作者
Mingming Cao,Aline Brennan,Ciaran M. Lee,So‐Hyun Park,Gang Bao
摘要
Abstract CRISPR/Cas genome editing technologies enable effective and controlled genetic modifications; however, off‐target effects remain a significant concern, particularly in clinical applications. Experimental and in silico methods are developed to predict potential off‐target sites (OTS), including deep learning based methods, which can automatically and comprehensively learn sequence features, offer a promising tool for OTS prediction.
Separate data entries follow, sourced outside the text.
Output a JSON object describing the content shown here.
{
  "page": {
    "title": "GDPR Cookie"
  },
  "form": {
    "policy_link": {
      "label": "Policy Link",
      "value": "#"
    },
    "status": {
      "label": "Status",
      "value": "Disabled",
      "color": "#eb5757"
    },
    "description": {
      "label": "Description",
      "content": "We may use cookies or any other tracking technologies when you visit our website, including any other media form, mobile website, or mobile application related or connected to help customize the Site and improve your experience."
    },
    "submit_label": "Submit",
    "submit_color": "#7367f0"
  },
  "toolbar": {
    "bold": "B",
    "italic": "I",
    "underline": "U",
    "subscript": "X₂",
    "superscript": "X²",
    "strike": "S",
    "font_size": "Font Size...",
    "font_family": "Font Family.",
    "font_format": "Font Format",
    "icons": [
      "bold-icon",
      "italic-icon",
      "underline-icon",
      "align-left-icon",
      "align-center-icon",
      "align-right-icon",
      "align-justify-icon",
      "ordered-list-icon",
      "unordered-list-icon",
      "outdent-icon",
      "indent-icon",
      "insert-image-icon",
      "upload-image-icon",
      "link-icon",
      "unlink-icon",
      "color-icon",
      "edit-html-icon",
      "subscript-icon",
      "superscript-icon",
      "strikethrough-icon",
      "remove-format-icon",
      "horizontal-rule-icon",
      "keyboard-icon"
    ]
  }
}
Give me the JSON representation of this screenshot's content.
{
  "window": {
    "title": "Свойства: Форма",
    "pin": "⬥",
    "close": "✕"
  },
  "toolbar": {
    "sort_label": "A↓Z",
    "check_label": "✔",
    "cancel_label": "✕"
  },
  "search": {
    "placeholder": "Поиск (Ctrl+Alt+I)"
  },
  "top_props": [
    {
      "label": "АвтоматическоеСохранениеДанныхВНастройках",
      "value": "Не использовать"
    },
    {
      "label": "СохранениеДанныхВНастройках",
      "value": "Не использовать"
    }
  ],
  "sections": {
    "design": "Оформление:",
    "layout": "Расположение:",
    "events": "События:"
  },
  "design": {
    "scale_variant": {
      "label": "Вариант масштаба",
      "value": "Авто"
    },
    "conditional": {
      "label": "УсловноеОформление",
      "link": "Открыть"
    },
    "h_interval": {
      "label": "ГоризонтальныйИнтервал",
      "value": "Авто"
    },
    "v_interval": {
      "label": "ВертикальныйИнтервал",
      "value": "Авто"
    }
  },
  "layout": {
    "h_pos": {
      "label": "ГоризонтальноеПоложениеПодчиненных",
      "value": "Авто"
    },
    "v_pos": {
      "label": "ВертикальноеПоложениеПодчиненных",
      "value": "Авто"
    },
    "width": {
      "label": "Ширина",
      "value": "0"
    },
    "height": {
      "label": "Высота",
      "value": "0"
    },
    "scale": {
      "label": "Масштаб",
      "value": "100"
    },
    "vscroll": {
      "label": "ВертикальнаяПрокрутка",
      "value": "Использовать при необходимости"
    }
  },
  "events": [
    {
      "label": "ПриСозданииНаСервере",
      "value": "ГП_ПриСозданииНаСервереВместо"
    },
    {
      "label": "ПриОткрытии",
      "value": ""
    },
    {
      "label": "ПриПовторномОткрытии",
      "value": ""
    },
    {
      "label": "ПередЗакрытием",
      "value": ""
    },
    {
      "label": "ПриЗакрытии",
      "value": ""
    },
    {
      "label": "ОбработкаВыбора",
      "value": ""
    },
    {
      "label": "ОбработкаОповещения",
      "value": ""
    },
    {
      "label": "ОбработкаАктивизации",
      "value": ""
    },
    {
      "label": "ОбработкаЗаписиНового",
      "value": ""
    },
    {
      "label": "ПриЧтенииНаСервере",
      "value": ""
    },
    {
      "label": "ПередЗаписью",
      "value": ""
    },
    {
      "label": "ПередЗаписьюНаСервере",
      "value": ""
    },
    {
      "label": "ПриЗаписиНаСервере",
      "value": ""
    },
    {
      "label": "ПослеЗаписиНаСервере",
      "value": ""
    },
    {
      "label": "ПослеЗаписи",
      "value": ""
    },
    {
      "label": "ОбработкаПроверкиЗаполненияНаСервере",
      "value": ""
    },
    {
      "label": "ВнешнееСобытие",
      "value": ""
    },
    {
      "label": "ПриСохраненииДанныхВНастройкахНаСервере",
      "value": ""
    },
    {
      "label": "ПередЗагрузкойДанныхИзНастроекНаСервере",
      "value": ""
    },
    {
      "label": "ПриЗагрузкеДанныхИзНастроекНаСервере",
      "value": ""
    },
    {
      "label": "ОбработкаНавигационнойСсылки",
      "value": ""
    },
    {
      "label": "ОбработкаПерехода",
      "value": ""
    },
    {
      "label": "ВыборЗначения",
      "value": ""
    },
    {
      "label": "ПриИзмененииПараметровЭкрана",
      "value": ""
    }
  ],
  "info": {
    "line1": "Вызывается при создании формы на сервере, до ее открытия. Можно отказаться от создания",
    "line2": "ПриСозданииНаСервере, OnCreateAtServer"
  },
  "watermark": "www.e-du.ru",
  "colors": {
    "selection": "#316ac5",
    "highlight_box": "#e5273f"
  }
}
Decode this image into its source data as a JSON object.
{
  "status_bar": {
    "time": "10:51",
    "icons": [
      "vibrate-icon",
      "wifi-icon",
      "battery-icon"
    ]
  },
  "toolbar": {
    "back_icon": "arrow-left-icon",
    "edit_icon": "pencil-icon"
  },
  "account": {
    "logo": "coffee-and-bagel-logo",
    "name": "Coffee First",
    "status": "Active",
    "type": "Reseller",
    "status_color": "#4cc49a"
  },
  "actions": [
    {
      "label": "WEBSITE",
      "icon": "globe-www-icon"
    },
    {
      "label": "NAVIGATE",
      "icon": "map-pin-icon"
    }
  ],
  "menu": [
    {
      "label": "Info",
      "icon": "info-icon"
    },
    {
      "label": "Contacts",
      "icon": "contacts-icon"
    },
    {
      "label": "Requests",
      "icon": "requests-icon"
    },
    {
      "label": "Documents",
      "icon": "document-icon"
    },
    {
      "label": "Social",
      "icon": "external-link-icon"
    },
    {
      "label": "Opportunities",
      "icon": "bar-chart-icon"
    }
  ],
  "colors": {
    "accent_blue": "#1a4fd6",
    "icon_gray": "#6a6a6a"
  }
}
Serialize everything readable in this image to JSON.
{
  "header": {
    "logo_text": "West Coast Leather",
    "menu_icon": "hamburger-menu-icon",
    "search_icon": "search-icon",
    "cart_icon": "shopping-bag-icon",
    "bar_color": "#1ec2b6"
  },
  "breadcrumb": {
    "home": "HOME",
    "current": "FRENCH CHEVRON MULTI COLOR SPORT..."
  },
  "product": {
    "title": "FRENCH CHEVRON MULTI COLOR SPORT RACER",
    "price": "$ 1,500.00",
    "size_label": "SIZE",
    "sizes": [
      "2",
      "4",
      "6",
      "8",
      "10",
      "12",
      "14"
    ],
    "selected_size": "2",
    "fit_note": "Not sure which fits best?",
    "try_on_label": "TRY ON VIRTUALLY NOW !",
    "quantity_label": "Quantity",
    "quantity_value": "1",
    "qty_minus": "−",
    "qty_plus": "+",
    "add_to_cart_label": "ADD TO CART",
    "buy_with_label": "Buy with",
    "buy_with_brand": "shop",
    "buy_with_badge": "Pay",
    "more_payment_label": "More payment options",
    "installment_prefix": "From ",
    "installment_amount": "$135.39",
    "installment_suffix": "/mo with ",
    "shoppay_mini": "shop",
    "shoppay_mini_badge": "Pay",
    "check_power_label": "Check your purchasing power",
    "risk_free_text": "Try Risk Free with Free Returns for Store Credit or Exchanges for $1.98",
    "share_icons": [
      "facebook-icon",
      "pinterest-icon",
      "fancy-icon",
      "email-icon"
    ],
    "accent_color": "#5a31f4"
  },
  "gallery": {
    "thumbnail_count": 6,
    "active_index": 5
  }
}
Here, this work reviews the existing OTS prediction tools with an emphasis on deep learning methods, characterizes datasets used for deep learning training and testing, and evaluates six deep learning models —CRISPR‐Net, CRISPR‐IP, R‐CRISPR, CRISPR‐M, CrisprDNT, and Crispr‐SGRU —using six public datasets and validates OTS data from the CRISPRoffT database. Performance of these models is assessed using standardized metrics, such as Precision, Recall, F1 score, MCC, AUROC and PRAUC. This work finds that incorporating validated OTS datasets into model training enhanced overall model performance, and improved robustness of prediction, particularly with highly imbalanced datasets. While no model consistently outperforms other models across all scenarios, CRISPR‐Net, R‐CRISPR, and Crispr‐SGRU show strong overall performance. This analysis demonstrates the importance of integrating high‐quality validated OTS data with advanced deep learning architectures to improve CRISPR/Cas off‐target site predictions, ensuring safer genome editing applications.